1910 yılında Mardin ili, Midyat ilçesinin Arnasé (Bağlarbaşı) köyünde doğdu. Neseben Hz. Ali’nin mahdumu Hz. Hüseyin’e dayanmaktadır.
İleriki hayatında Şeyh Seyda Hazretlerinden hem ilim, hem tasavvuf/hilafet icazeti aldı. Henüz yedi yaşındayken babası vefat etti. Tedrisatına ilim âşığı validesi vesile olmuştur. Molla Hasan Tılmızî’nin yanında okudu. Akranlarına nispeten zeki olduğundan daha altı yaşında Kur'ân-ı Kerîm’i hatmetti. Faka Fahreddin, Mele Hasan Tılmızî’den ilmî icazetini aldıktan sonra Batman’a bağlı Bıleyder köyünde hem imamlık hem de müderrislik yaptı. Molla Fahreddin daha sonra Basork köyüne gitti. Onun isteği üzerine köyün sahibi H. Osman’ın da desteğiyle camiye yakın bir medrese yaptırdı. Uzun yıllar bu medresede müderrislik yaptı. Talebelerine çok merhametli davrandığı için batı Anadolu’dan da bir kısım aileler çocukları Molla Fahreddin’in ilminden faydalansın diye medresesine gönderdiler. Uzaktan gelen bu talebelerine çok ilgi ve alâka gösterdi. Seyda’yı ziyarete gidenler kimin talebe, kimin müderris olduğunu ayırt edemiyorlardı.

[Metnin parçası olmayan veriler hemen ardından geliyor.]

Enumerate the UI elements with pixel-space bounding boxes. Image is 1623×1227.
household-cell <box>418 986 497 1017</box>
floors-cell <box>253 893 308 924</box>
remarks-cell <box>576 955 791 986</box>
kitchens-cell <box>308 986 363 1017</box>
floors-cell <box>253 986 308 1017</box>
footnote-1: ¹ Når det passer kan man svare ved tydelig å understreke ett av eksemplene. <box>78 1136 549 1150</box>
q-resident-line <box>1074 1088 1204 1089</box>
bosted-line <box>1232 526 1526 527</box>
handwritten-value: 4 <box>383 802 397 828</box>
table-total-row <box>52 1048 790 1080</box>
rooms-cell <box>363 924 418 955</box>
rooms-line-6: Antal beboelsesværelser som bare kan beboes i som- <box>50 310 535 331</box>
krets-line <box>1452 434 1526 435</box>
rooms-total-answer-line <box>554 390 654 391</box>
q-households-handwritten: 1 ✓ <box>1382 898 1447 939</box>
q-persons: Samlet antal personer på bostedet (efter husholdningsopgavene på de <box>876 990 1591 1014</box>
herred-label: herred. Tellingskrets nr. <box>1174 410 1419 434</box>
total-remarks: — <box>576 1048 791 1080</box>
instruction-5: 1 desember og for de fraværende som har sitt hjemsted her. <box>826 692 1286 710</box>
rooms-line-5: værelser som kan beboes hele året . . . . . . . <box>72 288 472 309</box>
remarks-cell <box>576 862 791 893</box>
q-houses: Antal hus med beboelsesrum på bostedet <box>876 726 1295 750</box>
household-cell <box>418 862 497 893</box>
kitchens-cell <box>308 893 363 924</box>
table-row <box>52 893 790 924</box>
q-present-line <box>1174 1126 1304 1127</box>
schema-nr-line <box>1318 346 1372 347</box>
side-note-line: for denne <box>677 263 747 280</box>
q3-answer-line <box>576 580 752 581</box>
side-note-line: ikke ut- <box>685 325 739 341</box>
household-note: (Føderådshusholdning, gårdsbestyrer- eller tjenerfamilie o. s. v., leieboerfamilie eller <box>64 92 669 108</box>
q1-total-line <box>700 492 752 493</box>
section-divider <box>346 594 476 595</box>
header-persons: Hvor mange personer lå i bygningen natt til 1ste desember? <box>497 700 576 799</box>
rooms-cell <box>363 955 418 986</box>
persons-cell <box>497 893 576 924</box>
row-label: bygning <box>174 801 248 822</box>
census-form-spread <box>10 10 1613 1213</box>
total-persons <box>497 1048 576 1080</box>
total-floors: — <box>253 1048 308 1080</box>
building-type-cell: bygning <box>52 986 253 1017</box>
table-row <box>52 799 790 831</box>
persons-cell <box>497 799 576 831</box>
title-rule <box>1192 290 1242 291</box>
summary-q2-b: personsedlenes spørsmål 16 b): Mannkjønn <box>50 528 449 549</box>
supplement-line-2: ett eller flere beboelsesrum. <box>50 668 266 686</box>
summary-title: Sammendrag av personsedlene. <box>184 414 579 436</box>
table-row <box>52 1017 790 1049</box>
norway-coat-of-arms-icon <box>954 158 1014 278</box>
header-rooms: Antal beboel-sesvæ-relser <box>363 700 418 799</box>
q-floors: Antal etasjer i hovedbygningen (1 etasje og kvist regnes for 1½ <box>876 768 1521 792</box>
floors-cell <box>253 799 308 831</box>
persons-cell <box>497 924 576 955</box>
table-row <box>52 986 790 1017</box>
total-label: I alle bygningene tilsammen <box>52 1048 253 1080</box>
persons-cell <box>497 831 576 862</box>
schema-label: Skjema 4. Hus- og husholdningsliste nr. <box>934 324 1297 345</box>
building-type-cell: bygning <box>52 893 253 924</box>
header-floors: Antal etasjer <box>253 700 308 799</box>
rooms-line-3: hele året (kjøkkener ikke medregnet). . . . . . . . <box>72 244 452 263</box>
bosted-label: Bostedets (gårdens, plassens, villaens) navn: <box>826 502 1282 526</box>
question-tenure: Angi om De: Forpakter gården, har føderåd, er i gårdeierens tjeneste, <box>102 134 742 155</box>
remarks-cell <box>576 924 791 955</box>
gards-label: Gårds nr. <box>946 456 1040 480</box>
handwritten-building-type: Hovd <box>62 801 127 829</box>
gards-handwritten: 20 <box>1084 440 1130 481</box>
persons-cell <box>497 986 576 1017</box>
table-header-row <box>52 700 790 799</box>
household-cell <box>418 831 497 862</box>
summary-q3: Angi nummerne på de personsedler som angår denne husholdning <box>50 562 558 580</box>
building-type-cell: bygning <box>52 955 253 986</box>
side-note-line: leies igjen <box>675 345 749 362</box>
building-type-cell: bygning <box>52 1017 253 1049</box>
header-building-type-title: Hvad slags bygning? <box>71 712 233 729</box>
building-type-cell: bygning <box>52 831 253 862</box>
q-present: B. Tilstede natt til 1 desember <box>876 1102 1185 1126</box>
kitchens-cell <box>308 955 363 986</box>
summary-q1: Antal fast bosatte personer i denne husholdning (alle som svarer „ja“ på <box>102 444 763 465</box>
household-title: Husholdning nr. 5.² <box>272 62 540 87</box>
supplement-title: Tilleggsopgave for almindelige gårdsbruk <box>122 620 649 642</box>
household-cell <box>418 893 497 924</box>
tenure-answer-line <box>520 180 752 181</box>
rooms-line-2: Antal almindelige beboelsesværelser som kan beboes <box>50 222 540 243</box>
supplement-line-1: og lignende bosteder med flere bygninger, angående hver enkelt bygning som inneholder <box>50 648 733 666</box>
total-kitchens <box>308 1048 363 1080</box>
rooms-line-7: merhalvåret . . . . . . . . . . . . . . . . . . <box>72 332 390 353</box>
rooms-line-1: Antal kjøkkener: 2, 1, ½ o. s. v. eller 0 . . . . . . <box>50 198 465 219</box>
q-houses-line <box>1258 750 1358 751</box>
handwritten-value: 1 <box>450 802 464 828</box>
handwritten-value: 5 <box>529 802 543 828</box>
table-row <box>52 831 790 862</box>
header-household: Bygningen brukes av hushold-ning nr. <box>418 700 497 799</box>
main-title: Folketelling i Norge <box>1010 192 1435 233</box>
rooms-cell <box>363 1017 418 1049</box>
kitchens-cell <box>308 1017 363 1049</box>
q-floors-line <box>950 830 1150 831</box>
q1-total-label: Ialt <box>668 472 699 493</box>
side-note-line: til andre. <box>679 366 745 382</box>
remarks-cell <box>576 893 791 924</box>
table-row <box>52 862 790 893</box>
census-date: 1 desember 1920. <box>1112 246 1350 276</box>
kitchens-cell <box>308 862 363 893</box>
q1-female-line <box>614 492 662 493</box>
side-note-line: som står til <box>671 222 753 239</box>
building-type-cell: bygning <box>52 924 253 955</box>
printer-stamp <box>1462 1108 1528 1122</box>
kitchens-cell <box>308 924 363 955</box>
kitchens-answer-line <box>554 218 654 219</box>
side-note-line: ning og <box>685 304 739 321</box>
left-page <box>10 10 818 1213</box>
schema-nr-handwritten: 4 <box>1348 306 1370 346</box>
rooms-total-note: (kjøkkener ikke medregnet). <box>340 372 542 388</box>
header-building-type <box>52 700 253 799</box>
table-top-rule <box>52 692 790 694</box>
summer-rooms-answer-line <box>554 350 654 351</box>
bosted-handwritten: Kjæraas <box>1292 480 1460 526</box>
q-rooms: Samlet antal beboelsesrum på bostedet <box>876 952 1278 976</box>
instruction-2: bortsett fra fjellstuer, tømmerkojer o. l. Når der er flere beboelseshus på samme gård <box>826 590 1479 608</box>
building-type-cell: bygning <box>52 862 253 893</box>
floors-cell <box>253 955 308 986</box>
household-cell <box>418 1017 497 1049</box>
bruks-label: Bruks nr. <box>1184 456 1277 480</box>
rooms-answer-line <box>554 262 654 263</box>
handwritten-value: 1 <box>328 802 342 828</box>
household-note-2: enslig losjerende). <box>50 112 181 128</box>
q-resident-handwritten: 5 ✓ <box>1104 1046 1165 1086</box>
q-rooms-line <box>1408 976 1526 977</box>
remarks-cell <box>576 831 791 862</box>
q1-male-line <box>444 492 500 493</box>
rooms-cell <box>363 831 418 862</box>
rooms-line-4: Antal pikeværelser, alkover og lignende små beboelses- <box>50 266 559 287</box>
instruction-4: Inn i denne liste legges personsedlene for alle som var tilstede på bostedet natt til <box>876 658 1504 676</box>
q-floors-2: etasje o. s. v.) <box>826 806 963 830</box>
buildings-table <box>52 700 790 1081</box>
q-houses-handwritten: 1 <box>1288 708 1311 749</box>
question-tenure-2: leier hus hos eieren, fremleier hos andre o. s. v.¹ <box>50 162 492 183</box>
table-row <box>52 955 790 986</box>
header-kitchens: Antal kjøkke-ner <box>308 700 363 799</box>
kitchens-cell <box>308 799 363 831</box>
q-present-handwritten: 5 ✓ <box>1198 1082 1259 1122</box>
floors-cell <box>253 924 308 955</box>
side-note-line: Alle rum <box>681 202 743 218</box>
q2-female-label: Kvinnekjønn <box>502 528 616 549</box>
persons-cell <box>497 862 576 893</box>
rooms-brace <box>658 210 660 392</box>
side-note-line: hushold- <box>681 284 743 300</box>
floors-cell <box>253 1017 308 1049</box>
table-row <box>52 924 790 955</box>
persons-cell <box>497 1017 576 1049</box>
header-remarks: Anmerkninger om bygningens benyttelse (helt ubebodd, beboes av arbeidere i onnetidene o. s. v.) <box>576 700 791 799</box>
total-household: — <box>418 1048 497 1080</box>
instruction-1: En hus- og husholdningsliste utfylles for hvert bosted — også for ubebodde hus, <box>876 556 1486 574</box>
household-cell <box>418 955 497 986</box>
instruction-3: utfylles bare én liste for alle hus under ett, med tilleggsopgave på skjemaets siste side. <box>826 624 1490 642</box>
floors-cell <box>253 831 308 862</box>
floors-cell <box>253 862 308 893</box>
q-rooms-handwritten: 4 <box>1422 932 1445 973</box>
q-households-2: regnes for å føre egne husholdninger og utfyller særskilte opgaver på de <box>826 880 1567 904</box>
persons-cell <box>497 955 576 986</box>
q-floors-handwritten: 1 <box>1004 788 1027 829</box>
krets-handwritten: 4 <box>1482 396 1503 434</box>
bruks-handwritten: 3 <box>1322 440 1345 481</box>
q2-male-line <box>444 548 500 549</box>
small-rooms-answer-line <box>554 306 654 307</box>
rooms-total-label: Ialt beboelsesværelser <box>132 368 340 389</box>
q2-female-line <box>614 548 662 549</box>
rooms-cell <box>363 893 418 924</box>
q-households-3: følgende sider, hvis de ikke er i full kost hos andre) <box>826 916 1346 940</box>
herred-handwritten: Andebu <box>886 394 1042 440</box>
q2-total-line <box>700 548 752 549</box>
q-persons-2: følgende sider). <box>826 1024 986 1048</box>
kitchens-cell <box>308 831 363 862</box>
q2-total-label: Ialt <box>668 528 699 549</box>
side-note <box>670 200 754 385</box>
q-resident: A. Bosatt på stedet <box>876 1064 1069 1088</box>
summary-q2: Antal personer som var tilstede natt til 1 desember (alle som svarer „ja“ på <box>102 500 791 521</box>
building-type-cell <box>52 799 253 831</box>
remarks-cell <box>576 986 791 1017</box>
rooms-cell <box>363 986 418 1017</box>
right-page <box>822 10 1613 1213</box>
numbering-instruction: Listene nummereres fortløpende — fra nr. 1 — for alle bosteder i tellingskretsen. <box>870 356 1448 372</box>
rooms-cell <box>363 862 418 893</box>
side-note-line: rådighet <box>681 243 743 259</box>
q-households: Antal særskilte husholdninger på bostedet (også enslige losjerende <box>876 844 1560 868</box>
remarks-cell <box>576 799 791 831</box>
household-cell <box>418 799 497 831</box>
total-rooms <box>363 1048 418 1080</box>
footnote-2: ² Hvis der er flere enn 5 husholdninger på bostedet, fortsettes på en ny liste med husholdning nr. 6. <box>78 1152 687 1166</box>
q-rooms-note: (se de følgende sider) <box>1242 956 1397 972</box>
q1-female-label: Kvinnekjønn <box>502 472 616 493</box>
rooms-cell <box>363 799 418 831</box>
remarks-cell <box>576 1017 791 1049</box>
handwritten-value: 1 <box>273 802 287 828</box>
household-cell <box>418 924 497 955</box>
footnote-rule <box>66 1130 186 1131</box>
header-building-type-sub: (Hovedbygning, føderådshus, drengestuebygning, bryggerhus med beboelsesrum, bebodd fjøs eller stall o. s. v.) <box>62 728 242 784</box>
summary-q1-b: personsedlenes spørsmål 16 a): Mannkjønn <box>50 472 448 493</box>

Şeyh Fahreddin’in yaşı ilerleyince artık seyr-i sülûka yöneldi. Cizre (Ceziretu İbni Ömer) şehrinde ikamet eden Nakşibendî şeyhi, Şeyh Seyda’nın yanına giderek seyr-i sülûkta öğrencilik yaptı. İlim ve belâgatını takdir eden Şeyh Seyda, Molla Fahreddin’e Nakşibendî halifeliği verdi. Artık Şeyh Fahreddin olarak tanımlandı ve Şeyhi Şeyh Seyda ile beraber irşadlara iştirak etti.
Bu arada Bediüzzaman Said Nursî Hazretlerinin Risale-i Nur Külliyatının tamamını aldı ve okudu. Okuduğu bu eserlerin etkisinde kalan Şeyh Fahreddin Arnasî, Bediüzzaman Said Nursî’ye Arapça bir mektup yazdı. Mektubunda Bediüzzaman’ın kendisini de talebeliğe kabulünü, eğer bu isteği kabul buyurulursa çok makbule geçeceğini de yazdı. Bediüzzaman Şeyh Fahreddin Arnasî’nin mektubuna cevap vererek muvaffakiyetleri için dua etti.
Şeyh Fahreddin Risale-i Nur’dan aldığı feyizle fen ilimlerine de yöneldi. Bunu talebelerinin müfredatına da koydu ve o şekilde ders vermeye başladı. Kitlelere vermiş olduğu vaazlarında din ilimleri ile fen ilimlerinin hikmetlerini, iki ilmin birbirini tamamladığını ve bu şekliyle hakikatin tecellî ettiğini anlatırken hep Risale-i Nurlardan örnekler verirdi.
Şeyh Fahreddin, Cizre’den ayrıldıktan sonra Batman merkezdeki Hacı Şirin Camiinde müderrisliğe tekrar devam etti. Müderrisliği boyunca talebelerin nafakası Hacı Şirin tarafından karşılandı. Hacı Şirin Camiinde yirmi yıl müderrislik yaptı. Bu zaman zarfında istisnalar dışında hiç çarşıya çıkmadı. Hep müderrislik yaptığı medresede fakaları/ talebeleri arasında kaldı. Bazen anlaşmazlıkları sulh ile sonlandırmak için dışarı çıktı. Bir iki misal vermek gerekirse Raman aşireti ile Alıkan aşireti arasındaki bir ihtilâfı önlemekle büyük bir felâketi bertaraf etti. Siirt’in Pervari yaylasında kalan Davudiyan aşireti köçerleri arasında eskiden beri var olan düşmanlıkları yaptığı girişimlerle barış ile sonuçlandırdı.
Birçok âlim yetiştirdi. Fıkıh, hadis, mantık, nahiv, vd. ilimlerde Arapça kitaplar yazdı. Kitapları doğu medreselerinde yayıldı ve müderrisler tarafından ders kitapları olarak okutuldu.
Mürşid, âlim, müderris Şeyh Fahreddin Arnasî, tasarlamış olduğu projelerinin büyük bir kısmını tamamlamadan 1972 yılında 62 yaşında vefat etti. Batman merkeze bağlı Körıké köyünde annesinin yanına defnedildi.